Eoin Treacy's view -
A “dramatic” increase in U.S. bond supply over the next year risks unhinging global markets from their bullish foundations, warns Torsten Slok at Deutsche Bank AG.
The supply of U.S. government debt will almost double to $1 trillion this year to finance a widening budget deficit as the Federal Reserve whittles down its holdings. Unless new buyers emerge, the overhang could be far-reaching.
“If demand for U.S. fixed income doesn’t double over the coming years then U.S. long rates will move higher, credit spreads will widen, the dollar will fall, and stocks will likely go down as foreigners move out of depreciating U.S. assets,” the chief international economist at the German lender wrote in a note Tuesday. “And this could happen even in a situation where U.S. economic fundamentals remain solid.”

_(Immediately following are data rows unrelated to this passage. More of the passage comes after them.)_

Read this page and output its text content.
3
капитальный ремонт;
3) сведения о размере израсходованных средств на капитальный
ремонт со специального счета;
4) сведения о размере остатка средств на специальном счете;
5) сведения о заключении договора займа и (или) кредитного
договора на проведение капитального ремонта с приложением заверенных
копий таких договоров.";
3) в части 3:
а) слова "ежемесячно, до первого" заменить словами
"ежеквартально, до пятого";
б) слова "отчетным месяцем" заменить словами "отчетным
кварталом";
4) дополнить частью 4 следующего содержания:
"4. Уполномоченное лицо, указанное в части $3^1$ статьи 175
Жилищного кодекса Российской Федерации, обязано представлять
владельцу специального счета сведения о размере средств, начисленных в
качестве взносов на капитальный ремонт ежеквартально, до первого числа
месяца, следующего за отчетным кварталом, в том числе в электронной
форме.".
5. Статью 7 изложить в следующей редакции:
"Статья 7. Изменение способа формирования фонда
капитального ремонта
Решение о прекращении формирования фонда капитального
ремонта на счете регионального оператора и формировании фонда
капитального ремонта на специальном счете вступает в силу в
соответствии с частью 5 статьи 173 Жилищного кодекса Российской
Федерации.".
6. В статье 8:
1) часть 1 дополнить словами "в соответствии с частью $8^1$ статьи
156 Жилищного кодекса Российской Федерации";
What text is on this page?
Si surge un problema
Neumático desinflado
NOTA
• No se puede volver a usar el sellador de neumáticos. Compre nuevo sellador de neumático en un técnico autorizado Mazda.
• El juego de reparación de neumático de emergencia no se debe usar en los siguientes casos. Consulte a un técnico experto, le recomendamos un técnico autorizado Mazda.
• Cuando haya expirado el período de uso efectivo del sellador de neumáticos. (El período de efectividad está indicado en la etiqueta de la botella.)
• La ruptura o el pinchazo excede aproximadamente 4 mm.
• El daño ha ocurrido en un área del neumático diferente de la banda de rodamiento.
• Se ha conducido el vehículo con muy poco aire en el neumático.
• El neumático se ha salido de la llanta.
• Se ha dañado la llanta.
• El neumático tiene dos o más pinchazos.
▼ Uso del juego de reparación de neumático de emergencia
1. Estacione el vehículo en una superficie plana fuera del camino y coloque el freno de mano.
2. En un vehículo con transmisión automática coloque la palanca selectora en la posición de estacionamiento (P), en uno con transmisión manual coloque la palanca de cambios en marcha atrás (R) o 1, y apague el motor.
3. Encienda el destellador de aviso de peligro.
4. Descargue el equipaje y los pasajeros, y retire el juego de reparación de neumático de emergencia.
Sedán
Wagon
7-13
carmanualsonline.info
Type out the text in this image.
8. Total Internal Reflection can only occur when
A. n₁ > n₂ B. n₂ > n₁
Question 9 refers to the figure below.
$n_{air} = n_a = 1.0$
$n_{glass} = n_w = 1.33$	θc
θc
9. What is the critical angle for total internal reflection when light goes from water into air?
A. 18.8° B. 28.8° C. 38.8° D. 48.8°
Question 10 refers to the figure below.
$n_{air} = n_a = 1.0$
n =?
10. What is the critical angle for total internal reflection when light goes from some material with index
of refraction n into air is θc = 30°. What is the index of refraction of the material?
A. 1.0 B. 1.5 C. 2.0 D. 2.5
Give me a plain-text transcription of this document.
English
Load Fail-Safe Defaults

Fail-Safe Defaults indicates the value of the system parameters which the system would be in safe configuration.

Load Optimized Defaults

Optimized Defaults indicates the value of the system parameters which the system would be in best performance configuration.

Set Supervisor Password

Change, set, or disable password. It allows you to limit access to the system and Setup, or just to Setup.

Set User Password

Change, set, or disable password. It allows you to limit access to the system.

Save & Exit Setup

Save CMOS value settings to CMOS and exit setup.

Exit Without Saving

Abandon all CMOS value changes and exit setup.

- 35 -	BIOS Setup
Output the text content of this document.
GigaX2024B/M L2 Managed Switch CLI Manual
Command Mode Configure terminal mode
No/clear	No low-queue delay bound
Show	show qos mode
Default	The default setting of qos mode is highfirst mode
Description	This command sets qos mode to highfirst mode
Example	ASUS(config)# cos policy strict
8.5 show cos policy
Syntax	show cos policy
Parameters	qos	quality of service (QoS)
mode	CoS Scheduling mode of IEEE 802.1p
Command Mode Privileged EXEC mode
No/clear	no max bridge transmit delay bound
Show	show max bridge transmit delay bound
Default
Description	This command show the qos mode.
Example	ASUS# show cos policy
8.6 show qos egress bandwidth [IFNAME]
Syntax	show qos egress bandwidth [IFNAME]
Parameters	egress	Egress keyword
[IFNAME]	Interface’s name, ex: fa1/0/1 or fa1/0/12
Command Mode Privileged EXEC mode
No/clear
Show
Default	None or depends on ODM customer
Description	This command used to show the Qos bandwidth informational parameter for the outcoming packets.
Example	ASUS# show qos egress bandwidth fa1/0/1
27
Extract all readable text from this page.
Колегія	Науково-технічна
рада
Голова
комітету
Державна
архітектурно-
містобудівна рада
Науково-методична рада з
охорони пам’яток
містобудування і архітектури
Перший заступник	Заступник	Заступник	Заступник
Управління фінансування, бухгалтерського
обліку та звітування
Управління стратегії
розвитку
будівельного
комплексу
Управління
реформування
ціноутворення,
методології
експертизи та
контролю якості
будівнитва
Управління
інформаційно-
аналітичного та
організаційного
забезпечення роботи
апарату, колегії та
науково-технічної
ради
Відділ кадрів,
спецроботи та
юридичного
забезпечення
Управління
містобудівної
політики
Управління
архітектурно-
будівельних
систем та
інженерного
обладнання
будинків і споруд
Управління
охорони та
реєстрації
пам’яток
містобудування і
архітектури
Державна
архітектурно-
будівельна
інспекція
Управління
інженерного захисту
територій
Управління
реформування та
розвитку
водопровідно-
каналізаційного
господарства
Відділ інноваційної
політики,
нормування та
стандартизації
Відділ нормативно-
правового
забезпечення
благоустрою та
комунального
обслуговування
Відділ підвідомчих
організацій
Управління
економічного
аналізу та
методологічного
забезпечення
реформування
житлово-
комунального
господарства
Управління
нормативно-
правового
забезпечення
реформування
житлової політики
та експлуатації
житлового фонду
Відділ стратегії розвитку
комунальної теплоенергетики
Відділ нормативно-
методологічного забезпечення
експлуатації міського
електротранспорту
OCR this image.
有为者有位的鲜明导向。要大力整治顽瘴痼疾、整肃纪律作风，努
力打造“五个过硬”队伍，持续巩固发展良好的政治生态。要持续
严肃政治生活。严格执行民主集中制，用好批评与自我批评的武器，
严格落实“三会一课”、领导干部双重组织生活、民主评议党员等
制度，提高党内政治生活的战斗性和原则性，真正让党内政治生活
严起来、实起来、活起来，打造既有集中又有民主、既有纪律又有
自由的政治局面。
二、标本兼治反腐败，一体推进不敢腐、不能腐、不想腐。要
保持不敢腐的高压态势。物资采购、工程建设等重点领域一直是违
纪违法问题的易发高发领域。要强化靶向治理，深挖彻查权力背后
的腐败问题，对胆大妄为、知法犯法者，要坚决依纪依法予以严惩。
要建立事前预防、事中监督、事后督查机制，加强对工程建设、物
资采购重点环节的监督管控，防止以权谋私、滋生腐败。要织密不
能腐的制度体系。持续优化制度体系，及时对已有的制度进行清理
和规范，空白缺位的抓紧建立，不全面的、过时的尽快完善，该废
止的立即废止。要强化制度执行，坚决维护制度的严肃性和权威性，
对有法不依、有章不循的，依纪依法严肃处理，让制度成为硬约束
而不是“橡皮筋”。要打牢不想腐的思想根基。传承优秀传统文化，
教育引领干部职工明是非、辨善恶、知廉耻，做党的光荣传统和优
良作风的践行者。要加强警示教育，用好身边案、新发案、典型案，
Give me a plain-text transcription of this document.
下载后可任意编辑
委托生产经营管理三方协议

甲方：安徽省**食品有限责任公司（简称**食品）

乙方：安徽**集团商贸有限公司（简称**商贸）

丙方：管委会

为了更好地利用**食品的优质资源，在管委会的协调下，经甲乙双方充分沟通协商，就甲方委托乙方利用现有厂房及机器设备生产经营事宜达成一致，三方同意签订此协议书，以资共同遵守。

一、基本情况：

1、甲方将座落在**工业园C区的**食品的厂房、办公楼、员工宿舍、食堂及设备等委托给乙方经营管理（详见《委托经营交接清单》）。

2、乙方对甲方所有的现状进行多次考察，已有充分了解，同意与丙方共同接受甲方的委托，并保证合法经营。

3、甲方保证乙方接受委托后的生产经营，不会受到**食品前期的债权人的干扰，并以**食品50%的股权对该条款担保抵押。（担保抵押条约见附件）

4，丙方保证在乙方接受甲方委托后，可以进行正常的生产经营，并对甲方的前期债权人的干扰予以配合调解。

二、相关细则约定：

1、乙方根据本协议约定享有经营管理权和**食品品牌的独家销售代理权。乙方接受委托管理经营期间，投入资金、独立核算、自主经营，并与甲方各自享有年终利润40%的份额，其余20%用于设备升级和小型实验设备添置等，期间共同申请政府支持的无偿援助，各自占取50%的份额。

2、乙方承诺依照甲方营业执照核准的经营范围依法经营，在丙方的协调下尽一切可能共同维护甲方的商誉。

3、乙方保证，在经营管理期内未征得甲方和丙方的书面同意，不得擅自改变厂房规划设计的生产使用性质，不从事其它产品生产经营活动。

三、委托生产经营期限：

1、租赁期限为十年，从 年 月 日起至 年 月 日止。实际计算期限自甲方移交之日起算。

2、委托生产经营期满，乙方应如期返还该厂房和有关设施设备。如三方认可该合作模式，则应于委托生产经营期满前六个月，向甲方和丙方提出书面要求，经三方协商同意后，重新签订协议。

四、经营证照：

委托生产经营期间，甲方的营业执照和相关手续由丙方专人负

Those fears aren’t shared widely on Wall Street, where spreads on corporate bonds have sunk to 2007 lows and bullish indicators abound. The rally in credit appears relentless, retail demand for bonds is insatiable and tax cuts may reduce corporate borrowing.
Commercial banks, emerging-market reserve managers and pension funds are all set to plug the $1.1 trillion hole in global bond demand left by central banks this year, according to JPMorgan Chase & Co.
The US Treasury has a great deal of debt that matures in 2018 as we approach the 10-year anniversary of the global financial crisis. That is at least part of the reason the Federal Reserve is paring its holdings of debt, with plans to roll-off about half of the total maturing this year. Nevertheless, that still represents over $200 billion, in addition to whatever is required to fund the deficit, that needs to be absorbed by the market this year.